What Do a Jellyfish, a Cat, a Snake, and an Astronaut Have in Common? Math.
Across the animal kingdom there are creatures that move through their environments not by walking or running or climbing but instead by simply changing the shape of their bodies. This kind of locomotion is found in snakes as they slither, in stingrays as a they swim, and even in cats as they twist themselves to land on their feet as they fall.
The contortions of a falling cat and a sidewinding snake might not appear to have much in common, but a team of researchers led by Caltech's Peter Schröder say they have discovered a single algorithm that describes both kinds of motion and the motions of many other animals that get around simply by changing shape.

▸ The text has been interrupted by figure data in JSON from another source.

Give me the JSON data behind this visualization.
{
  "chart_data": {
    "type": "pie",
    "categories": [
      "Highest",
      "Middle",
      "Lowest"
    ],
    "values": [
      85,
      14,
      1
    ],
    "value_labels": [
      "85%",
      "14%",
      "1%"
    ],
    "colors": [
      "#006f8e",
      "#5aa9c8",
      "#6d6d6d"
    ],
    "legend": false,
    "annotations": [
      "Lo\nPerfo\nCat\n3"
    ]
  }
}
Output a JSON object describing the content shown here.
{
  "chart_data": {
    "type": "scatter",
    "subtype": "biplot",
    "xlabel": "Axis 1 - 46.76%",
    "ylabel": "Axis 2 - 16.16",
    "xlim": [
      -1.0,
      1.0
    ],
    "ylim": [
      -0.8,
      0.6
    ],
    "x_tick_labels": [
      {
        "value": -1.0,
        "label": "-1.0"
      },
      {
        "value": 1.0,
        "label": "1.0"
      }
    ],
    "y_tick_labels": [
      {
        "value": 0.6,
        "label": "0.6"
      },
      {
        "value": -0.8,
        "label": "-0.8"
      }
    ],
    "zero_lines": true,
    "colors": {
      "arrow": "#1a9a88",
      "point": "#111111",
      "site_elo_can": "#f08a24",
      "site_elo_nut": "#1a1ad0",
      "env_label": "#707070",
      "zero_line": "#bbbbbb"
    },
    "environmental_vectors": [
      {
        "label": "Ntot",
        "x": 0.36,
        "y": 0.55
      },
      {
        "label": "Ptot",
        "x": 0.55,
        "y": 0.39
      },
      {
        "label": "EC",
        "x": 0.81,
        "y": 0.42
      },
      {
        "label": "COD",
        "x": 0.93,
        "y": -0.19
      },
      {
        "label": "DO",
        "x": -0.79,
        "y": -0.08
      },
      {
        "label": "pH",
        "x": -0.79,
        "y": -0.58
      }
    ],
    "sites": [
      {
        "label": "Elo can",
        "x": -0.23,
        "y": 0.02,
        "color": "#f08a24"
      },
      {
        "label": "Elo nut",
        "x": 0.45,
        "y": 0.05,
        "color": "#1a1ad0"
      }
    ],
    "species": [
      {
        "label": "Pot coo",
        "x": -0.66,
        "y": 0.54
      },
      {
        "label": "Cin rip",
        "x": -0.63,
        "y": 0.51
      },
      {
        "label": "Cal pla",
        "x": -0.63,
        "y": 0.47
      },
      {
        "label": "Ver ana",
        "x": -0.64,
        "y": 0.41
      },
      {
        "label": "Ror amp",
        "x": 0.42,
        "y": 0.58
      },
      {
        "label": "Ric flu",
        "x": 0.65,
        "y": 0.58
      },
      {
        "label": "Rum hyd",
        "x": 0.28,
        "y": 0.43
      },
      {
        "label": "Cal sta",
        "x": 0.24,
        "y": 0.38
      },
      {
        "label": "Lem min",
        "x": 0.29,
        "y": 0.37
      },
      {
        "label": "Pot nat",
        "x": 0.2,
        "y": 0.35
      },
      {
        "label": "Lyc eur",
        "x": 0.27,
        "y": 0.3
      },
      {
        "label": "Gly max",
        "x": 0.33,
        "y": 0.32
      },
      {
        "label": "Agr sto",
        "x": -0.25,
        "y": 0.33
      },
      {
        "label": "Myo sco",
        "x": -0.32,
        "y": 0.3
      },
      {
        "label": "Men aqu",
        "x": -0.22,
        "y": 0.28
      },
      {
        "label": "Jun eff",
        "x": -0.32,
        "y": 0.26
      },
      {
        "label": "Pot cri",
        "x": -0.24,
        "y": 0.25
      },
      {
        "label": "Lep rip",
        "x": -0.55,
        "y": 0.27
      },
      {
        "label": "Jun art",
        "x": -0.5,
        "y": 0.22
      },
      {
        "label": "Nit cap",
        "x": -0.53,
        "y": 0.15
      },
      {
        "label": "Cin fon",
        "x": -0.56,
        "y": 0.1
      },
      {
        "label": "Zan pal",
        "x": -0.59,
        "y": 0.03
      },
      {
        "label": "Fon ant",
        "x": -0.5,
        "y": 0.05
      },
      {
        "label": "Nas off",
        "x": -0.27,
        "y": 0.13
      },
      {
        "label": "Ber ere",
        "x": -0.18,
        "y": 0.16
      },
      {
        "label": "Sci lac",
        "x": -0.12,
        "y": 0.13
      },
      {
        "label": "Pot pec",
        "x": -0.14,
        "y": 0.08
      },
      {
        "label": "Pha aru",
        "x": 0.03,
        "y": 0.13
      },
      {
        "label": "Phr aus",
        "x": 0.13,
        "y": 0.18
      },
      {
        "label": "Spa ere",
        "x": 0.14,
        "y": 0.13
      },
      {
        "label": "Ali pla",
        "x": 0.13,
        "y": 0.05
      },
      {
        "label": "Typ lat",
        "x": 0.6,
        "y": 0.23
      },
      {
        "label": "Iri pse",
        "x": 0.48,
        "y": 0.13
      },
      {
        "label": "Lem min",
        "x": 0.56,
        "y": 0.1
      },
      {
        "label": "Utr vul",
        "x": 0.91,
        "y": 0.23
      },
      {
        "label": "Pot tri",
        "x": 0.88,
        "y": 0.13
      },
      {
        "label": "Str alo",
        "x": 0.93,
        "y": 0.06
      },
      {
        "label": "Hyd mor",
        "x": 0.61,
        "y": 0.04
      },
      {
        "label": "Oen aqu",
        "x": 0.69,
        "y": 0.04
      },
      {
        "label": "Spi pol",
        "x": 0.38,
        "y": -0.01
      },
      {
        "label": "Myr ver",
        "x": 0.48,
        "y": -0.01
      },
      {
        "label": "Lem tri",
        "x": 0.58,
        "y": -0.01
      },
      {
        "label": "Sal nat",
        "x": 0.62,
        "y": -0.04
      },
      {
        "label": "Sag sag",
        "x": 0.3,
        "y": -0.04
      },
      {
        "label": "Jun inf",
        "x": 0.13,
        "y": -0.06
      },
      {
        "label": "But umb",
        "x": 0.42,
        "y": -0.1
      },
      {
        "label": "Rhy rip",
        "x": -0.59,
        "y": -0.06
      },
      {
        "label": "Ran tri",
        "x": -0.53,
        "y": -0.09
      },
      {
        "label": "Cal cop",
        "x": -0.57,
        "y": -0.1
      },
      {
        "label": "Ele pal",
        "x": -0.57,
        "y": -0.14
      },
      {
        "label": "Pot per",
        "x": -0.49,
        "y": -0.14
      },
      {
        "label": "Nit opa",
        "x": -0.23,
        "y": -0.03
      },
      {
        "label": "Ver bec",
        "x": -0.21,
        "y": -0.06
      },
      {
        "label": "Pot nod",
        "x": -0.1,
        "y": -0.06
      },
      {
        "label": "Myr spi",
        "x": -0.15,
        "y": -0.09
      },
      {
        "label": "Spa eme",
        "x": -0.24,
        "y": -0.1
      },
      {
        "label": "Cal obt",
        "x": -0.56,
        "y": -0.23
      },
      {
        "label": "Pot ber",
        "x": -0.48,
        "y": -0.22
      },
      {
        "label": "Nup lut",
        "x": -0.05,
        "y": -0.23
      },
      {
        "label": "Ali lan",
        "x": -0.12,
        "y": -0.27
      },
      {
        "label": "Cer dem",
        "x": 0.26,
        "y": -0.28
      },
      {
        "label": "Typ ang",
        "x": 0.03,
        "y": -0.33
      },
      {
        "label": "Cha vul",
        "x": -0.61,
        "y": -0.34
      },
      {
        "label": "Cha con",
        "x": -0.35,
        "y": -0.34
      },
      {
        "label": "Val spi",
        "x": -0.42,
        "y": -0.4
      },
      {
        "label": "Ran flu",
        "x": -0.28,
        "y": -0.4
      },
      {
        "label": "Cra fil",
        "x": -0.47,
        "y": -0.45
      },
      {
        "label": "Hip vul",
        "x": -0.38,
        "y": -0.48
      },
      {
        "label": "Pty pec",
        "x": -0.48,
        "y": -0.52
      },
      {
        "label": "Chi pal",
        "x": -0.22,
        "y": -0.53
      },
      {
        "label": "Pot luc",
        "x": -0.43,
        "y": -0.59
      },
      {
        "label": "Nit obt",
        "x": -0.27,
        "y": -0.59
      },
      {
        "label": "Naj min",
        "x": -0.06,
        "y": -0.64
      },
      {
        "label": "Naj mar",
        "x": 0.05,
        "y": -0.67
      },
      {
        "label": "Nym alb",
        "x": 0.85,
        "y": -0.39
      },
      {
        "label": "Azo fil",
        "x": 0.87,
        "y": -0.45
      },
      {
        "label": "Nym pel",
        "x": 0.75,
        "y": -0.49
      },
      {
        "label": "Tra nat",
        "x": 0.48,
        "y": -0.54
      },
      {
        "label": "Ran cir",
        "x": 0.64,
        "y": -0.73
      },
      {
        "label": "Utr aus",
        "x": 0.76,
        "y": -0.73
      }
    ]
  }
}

A paper describing their work appears in the August issue of ACM Transactions on Graphics and is being presented at this year's SIGGRAPH (Special Interest Group on Computer Graphics and Interactive Techniques) conference, which is being held August 6–10 at the Los Angeles Convention Center.
"You have all kinds of creatures who have in common that they move about by changing their shape," says Schröder, the Shaler Arthur Hanisch Professor of Computer Science and Applied and Computational Mathematics. "One classic example is a single-cell organism. How does it move? It doesn't have legs. It doesn't have wings to fly with. The only thing it can really do is change its shape.
"Once you understand that basic observation, you see there are all kinds of creatures who move by changing their shape. A snake makes an undulating motion and yet manages to move forward. Astronauts can turn in zero gravity by doing a dance-like motion that manages to turn them without the need to push off of a surface."
Schröder says all of these types of motion can be explained by the principle of least dissipation, a concept positing that natural systems will always try to be as efficient as possible. As an example, he cites an ice skate, which can easily slide forward or backward on ice but which has a great deal of difficulty sliding side to side. If a person is wearing ice skates and wants to skate forward, they push their skates sideways away from the center line of their body. Since it's difficult for a skate to skid sideways, the skates (and the person wearing them) will move forward, since forward motion is easier and more efficient. The system consisting of the skater, the skates, and the ice favors forward motion because it wastes the least energy.
The same principle is at work when a snake undulates its way across the sandy ground of a desert. A snake, being long and skinny, can slide forward and backward much more easily than it can slide sideways. Since that undulation causes its body to slide sideways in a back-and-forth motion, much energy would be lost due to friction—unless the snake is moving forward while undulating. Since motion along the length of the snake encounters less friction, the system favors it, and the snake slithers along its merry, scaly way.
All these kinds of locomotion were modeled on computers using the principle of least dissipation as a starting point. The animals were rendered as sets of flexible nodes connected by rigid bars and allowed the researchers to examine how the creatures move in a simulated space and compare it with real life data.
Guided by the principle of least dissipation (and other math), these animal models showed movement remarkably like that seen in their real-world counterparts.
"It's just beautiful that you can identify a fairly simple governing principle of a whole class of different kinds of motion," Schröder says. "It's not 100 percent accurate, but shows remarkable agreement with motion observed in real life, suggesting that it captures a major part of what happens in nature.
"There's a certain mathematical beauty when you have a very simple principle that can explain a whole bunch of things at once. That's what gets me up in the morning."
The paper describing the research is titled "Motion from Shape Change." Additional co-authors Yousuf Soliman, graduate student in applied and computational math; and Oliver Gross, Marcel Padilla, Felix Knöppel, and Ulrich Pinkall of the Technical University of Berlin.